2013年4月14日日曜日

都市の贅肉とは

都市の贅肉を落とすには、整理という技術も必要になります。

整理とは、『「いるもの」と「いらないもの」に分けて、「いらないもの」を捨てる事』という技術です。

例えば、机の引き出しのなかにある使えないボールペンを捨てることが整理です。

また、必要以上にあるボールペンを適正数量に減らすことも整理と言えるでしょう。

それを都市設計に応用すれば、都市の中でいらないものを捨てることが整理になります。

では、都市の中で「いらない」、つまり「贅肉」となっているものは何でしょう?

まず、贅肉についての正しい知識を得るために、「肥満症」の意味を『家庭医学大全科』で調べてみましょう

肥満症=「肥満とは単に体重が多いことではなく、脂肪組織が過剰に蓄積した状態のこと」

では、脂肪とはどういう意味でしょう。

『広辞苑』で引いてみます。

脂肪=「ほぼ同形・同体で、働きも似通った細胞の集団」

やはり、文房具に喩えれば、(ほぼ同形・同体で、働きも似通った)ボールペンや消しゴムなどを必要以上にもつことが肥満の原因になるようです。

となれば、都市で過剰と言えるものは何でしょうか。

ちなみに私の住んでいるまちを見てみれば、必要以上のスーパーマーケット、コンビニ、歯科医院、家電量販店などが立ち並んでいるのがわかります。

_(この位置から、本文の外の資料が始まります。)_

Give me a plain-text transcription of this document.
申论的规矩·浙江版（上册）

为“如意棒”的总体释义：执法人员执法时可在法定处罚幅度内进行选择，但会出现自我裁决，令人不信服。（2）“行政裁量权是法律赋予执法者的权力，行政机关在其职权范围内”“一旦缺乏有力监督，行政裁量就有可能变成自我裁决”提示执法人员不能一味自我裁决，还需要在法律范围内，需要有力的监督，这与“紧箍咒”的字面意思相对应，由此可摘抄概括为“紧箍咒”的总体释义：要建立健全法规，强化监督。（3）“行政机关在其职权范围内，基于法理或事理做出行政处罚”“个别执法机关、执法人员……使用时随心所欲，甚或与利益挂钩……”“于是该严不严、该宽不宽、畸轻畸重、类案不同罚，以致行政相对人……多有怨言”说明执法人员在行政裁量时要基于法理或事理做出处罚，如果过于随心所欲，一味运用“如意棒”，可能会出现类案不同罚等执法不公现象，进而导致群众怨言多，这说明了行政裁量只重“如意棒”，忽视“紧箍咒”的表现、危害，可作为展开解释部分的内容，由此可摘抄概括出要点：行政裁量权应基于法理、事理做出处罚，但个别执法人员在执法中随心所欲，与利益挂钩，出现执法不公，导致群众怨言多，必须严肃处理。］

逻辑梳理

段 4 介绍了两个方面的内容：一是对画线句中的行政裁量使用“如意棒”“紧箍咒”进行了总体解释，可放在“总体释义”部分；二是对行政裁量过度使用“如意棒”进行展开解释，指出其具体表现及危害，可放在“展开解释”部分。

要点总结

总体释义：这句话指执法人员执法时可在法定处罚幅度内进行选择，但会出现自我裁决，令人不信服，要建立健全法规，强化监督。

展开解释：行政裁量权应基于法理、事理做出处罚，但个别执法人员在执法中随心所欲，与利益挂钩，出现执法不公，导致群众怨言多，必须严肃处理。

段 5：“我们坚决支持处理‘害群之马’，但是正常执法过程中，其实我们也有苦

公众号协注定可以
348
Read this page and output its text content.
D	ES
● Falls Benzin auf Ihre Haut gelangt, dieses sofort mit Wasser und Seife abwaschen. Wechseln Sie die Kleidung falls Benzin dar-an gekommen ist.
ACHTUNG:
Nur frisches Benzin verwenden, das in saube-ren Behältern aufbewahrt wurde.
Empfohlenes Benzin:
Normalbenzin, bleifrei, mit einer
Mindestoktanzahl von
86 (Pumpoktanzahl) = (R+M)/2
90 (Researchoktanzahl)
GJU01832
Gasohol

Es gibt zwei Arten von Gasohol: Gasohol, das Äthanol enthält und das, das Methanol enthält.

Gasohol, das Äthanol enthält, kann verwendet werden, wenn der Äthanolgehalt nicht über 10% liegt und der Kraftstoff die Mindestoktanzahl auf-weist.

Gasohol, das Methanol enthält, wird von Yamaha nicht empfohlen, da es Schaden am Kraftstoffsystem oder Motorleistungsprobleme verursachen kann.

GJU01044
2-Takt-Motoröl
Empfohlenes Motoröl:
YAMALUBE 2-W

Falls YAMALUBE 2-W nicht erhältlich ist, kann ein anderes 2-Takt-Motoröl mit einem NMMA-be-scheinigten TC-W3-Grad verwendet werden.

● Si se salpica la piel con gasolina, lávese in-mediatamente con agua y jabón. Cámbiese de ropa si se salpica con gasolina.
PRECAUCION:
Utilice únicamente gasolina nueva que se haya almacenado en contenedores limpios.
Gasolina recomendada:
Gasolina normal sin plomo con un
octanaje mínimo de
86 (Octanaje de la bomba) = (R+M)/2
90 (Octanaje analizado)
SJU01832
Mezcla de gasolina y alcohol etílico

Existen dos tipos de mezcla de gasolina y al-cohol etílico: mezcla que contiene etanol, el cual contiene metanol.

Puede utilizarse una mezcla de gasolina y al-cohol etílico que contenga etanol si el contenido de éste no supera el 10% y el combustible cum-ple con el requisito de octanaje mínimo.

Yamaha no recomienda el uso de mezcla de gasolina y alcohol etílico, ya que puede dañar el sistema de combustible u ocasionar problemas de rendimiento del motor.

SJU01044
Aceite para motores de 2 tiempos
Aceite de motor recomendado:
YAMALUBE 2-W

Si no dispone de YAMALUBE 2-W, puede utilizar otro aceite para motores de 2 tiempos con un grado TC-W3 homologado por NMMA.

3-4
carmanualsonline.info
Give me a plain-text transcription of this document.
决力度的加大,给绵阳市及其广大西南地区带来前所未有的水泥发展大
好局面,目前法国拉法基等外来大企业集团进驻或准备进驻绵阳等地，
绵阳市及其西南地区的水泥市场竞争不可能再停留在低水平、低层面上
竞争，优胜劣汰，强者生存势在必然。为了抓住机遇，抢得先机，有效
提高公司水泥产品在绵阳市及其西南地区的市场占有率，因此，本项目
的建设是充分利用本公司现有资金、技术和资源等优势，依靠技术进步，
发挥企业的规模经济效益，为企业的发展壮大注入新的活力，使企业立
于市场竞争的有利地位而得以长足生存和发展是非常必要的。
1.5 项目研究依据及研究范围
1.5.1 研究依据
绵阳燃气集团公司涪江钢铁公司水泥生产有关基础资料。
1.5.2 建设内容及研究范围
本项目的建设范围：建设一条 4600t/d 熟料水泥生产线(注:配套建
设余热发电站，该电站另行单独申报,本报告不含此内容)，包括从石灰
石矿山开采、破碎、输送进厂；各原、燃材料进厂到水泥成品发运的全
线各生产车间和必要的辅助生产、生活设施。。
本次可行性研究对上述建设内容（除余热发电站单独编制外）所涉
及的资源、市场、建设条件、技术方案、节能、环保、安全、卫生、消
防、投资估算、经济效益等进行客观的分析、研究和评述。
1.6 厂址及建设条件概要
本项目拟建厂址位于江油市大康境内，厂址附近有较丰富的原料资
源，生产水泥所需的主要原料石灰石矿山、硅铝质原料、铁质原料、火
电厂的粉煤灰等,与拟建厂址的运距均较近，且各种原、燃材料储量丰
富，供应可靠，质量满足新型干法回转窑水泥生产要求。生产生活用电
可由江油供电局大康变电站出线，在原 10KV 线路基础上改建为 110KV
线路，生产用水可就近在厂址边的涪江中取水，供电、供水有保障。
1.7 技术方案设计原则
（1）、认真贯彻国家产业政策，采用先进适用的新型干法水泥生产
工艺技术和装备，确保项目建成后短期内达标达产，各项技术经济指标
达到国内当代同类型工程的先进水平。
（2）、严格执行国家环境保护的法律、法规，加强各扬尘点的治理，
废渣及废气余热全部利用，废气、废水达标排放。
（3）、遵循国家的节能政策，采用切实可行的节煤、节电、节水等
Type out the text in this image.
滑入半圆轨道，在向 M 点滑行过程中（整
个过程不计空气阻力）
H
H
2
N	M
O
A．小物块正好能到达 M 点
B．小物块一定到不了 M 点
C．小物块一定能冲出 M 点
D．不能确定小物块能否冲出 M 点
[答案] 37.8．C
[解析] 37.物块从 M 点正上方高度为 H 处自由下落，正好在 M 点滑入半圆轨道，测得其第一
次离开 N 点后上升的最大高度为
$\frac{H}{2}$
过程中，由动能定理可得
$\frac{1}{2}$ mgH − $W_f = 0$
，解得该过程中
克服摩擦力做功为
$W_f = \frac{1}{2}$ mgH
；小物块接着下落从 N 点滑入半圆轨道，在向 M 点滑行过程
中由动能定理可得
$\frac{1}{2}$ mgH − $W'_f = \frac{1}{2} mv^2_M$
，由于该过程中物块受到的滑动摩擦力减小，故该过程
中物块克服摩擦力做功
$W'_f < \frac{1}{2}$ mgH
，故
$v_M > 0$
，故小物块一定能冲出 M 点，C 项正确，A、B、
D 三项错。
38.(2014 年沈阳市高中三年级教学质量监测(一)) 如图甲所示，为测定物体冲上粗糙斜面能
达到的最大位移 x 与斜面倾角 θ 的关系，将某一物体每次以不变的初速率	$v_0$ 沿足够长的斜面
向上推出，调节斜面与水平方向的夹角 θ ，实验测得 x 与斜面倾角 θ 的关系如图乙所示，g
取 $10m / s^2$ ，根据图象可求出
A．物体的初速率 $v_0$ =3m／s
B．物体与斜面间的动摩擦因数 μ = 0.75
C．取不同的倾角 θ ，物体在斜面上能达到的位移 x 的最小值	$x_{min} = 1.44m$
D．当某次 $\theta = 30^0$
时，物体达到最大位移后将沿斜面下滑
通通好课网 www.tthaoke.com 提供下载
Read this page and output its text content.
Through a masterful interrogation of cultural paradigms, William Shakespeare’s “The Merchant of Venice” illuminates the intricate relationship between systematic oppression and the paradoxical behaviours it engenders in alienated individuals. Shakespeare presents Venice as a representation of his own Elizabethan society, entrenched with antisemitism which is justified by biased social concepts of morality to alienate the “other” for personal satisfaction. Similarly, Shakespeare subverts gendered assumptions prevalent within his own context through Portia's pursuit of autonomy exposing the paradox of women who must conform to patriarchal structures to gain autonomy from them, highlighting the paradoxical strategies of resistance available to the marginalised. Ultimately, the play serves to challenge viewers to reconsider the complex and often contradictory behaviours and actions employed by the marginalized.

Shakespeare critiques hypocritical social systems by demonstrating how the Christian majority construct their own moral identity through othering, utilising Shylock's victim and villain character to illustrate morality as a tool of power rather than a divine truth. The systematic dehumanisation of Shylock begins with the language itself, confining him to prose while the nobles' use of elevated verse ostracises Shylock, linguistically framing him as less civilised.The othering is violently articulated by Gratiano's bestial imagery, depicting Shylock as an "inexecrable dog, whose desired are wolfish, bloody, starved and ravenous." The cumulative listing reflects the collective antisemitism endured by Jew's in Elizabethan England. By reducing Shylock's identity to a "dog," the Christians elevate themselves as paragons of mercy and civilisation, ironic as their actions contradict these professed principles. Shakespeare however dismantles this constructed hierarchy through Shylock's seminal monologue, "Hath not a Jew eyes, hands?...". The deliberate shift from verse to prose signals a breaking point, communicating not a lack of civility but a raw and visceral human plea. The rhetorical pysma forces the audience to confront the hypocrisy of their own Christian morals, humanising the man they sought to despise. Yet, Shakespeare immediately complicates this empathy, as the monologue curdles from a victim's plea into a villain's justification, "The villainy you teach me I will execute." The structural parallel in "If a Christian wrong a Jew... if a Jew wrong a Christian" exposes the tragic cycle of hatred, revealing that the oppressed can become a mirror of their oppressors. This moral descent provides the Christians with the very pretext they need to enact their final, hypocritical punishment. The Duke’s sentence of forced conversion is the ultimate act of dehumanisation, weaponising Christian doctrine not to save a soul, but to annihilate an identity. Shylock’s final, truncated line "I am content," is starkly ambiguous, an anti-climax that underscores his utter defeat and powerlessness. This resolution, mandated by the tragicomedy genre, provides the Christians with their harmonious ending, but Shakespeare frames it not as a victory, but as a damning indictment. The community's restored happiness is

なるほど、この過剰な脂肪を整理すれば、都市はずっとコンパクトになるでしょう。

しかし、この問題に切り込むことは、脂肪をつくっている「会社」をどうするかという難問にぶちあたります。

この難問に関わっていると話が前に進みませんので、これも私有財産の難問と同様に棚上げさせていただくことをお許しください。